This swan song was very hard for me to write, let alone know where to begin. I’ve decided to start out by saying this is a purely self-indulgent exercise, so, dear reader, do know that going in.
I’ve been joking a lot lately that watching the bleachers go up on campus makes me feel like I’m watching people set up my death. It’s morbid and silly, yes, but I think I’ve realized what I’m dreading is not as much leaving Columbia as much as it is saying goodbye to Spectator.
You see, I chose to come to this University for the wrong reasons and hated it for my first two years. Every break as I boarded a plane from Cleveland back to LaGuardia, I would ask myself, “How did I let this happen, again? Why am I going back to that hellhole?” Granted, I thought all of this because I was an introvert with only one friend (hi Jeanine!). I knew that I was the cause of my own unhappiness, not Columbia. Nevertheless, that awareness didn’t change the way I felt about the place.

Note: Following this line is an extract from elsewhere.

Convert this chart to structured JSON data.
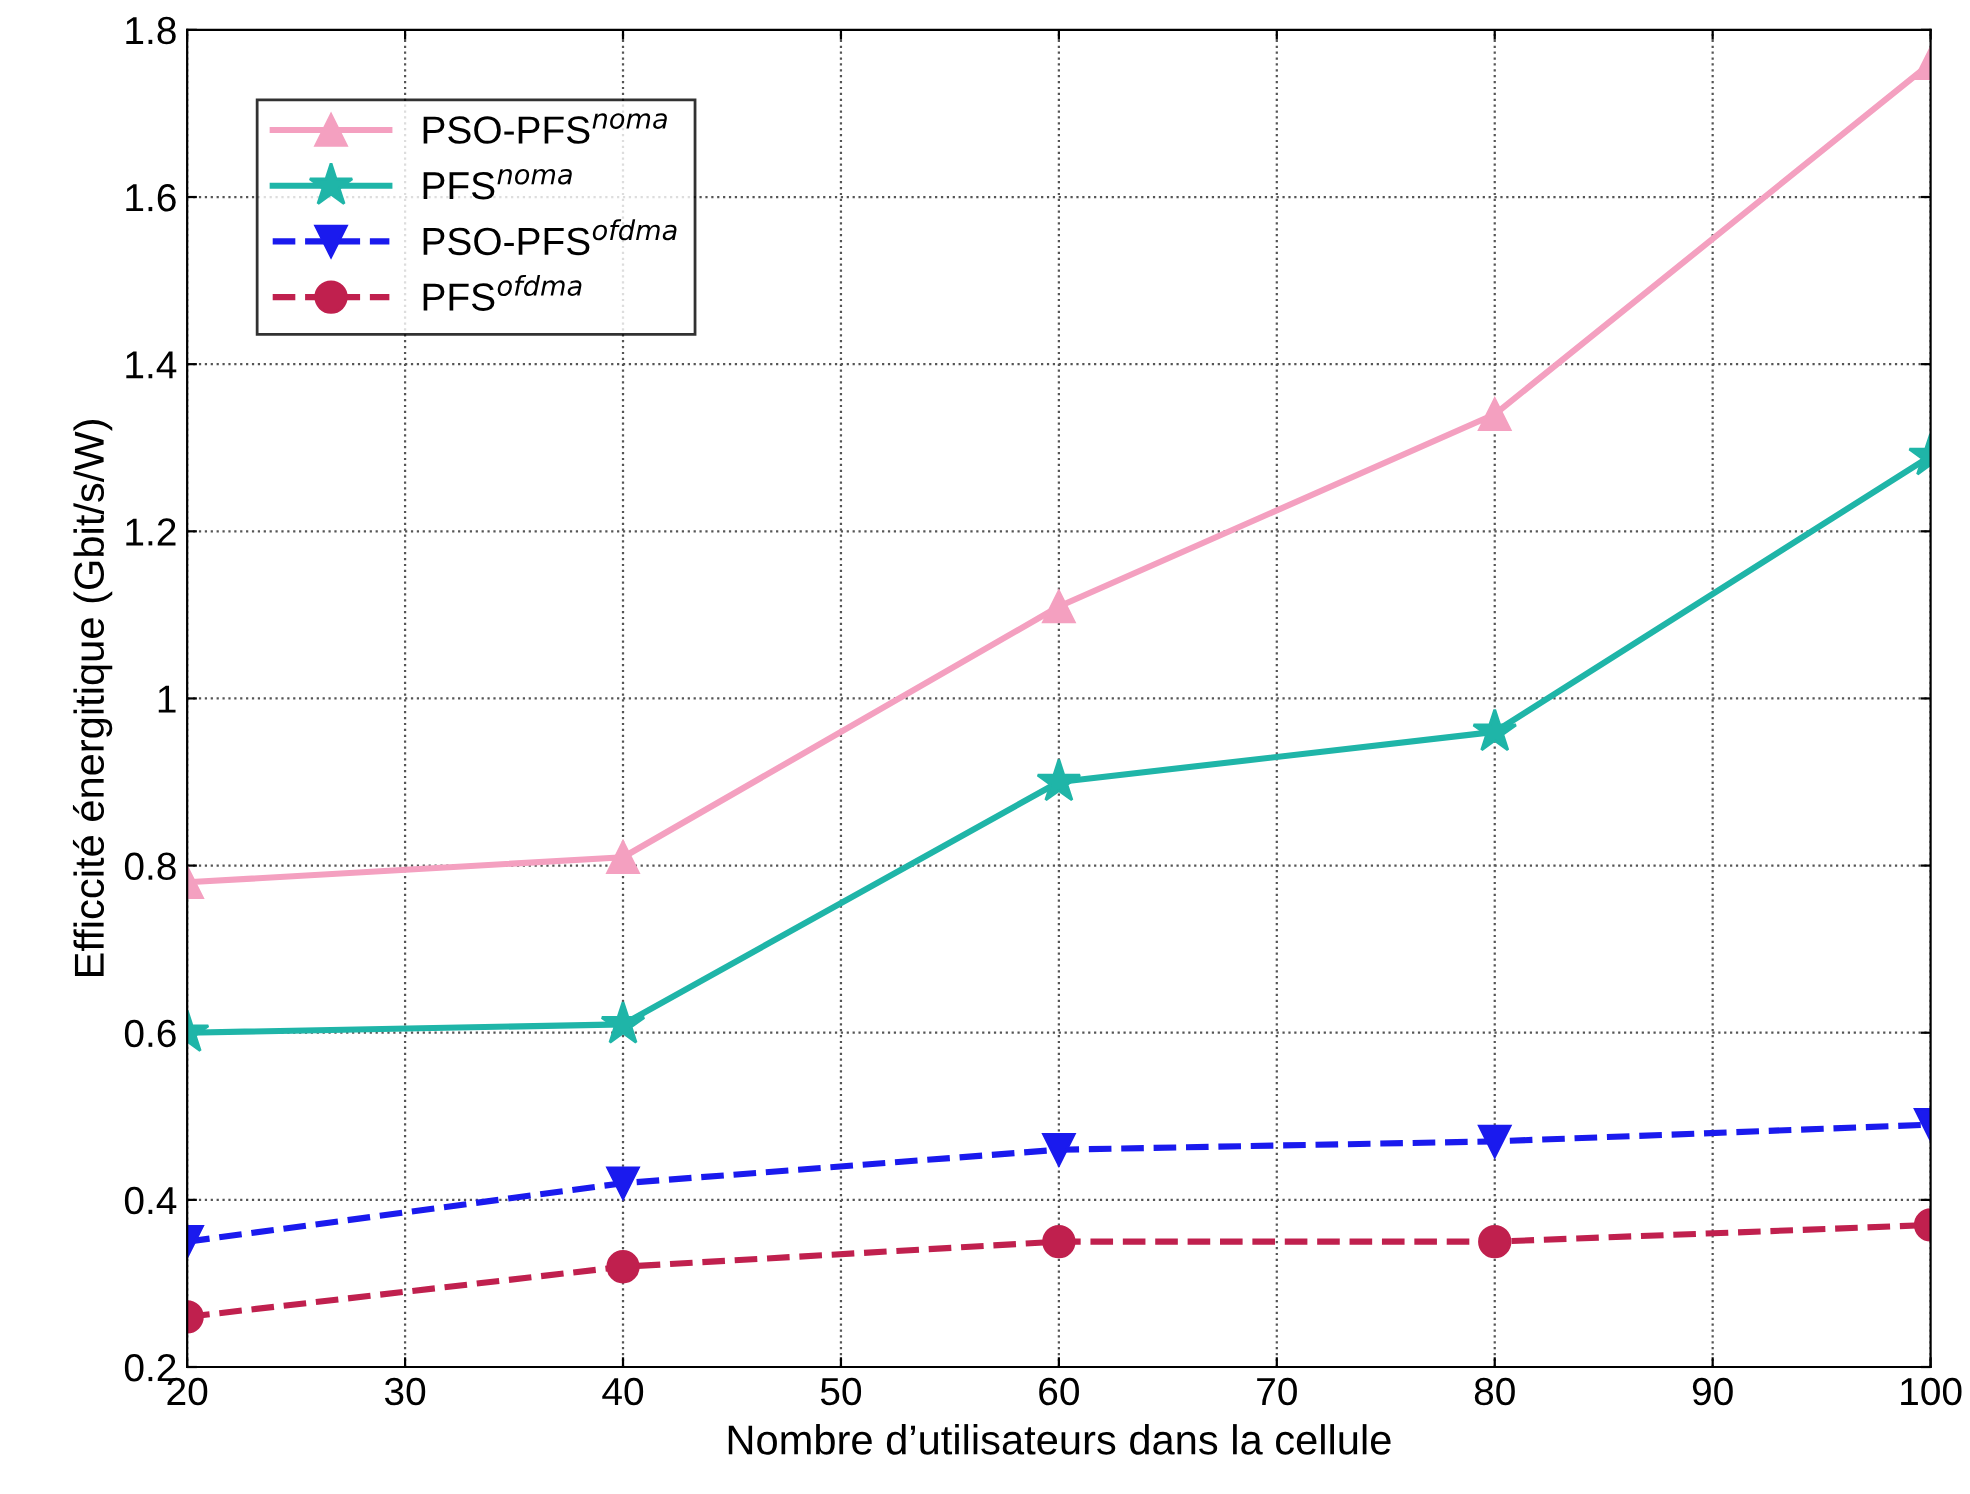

But that all changed late in the summer of 2012 when I was promoted to sports editor on the 136th managing board. I had already served as a deputy sports editor for Spectrum for a year, so this was a natural progression when someone had to step down. But I had no clue how transformative being sports editor would be for me.
I feel like nearly every good experience I’ve had at Columbia has come because of Spec. Being sports editor finally gave me a sense of purpose. It confirmed my desire to make a career out of sports journalism, which provided the inspiration for my senior thesis. And because of Spec, I not only met two of my best friends in the world, but also a host of other people whom I’m so happy to have gotten close with.
And I think this could come off as cheesy and insincere—though remember, this is a self-indulgent exercise—but it’s the friendships I’ve made through this organization that made me stop regretting coming to Columbia.
I can’t say every moment and every Spec experience was great, much like I can’t say I was proud of the work we did in every single issue. But considering where I was, man, the good sure does outweigh the bad. I will always love this organization.
Others have said this, but as Spectator shifts to its new format in the fall, my only hope is that it retains its strong sense of camaraderie, especially in sports. With this year’s sports editors reestablishing that culture—one I that must admit crumbled under my leadership—I don’t doubt that 2875 Broadway will keep giving people like me that sense of purpose for years to come.
And now to close this column, as is tradition with sports senior columns, there are a lot of people I would like to acknowledge and thank.
First, thank you to Mrinal, Jim, Zack, Mikey, and Kunal for taking a chance on a young freshman as a columnist and blogger. And Mrinal again for being the mentor I needed but didn’t deserve.
To Rebeka, thank you for getting me to be sports editor when you did. You taught me a lot more about this organization than you could possibly realize, and I’ll always appreciate it.
To all of my former deputies, associates, and sports writers, thank you for all of the hard work you put in. Although I always tried, I don’t think I could ever say “Thank you” enough for what all of you did each day. And to all of the associates, thanks for suffering through my singing.
To Dr. M. Dianne Murphy, Darlene Camacho, Pete Mangurian, Brett Boretti, Ilene Weintraub, and the numerous athletes, coaches, and SIDs I’ve worked with over the years, thank you for taking the time to meet with me and letting me get to know you. You all are the reason why sports journalism is so fun for me.
To all members of 136 and 137, thank you for your tireless, relentless work ethic. Whether you know it or not, you pushed me to want to be better.
To Kyle, thank you for dealing with the tardiness of my columns, and making sure they looked as good as they did every time regardless.
To “Mad Dawg” Madeleine, Radov, Kelly, Catie, Mel, and Ben, it has been such a pleasure getting to know all of you. If you all represent where the sports section is headed, it’s got a very bright future.
To Muneeb, you are the one of the most kind, caring, and genuine individuals I have ever met. Thank you for allowing this old dog to continue to be a part of what you and Eli have created.
To Dan, Kiera, Megan, Lisa, and Laura, I am so, so glad to be able to count each of you as one of my closest friends. Thank you for allowing me to be a part of your lives.
To Steven and Eli, I cannot imagine two better friends to work with, live with, and play with. I’ll never be able to thank you enough. For everything.
And finally, thank you, Mom, for all of your love and continued support. You are the best parent I could ever hope for, and I am grateful every day that I can call you my mother.
Myles Simmons is a Columbia College senior majoring in American Studies. He was a deputy Spectrum sports editor for the 135th and 136th volumes, a sports editor for the 136th and 137th managing boards, and a sports columnist for the 135th, 136th, and 138th volumes.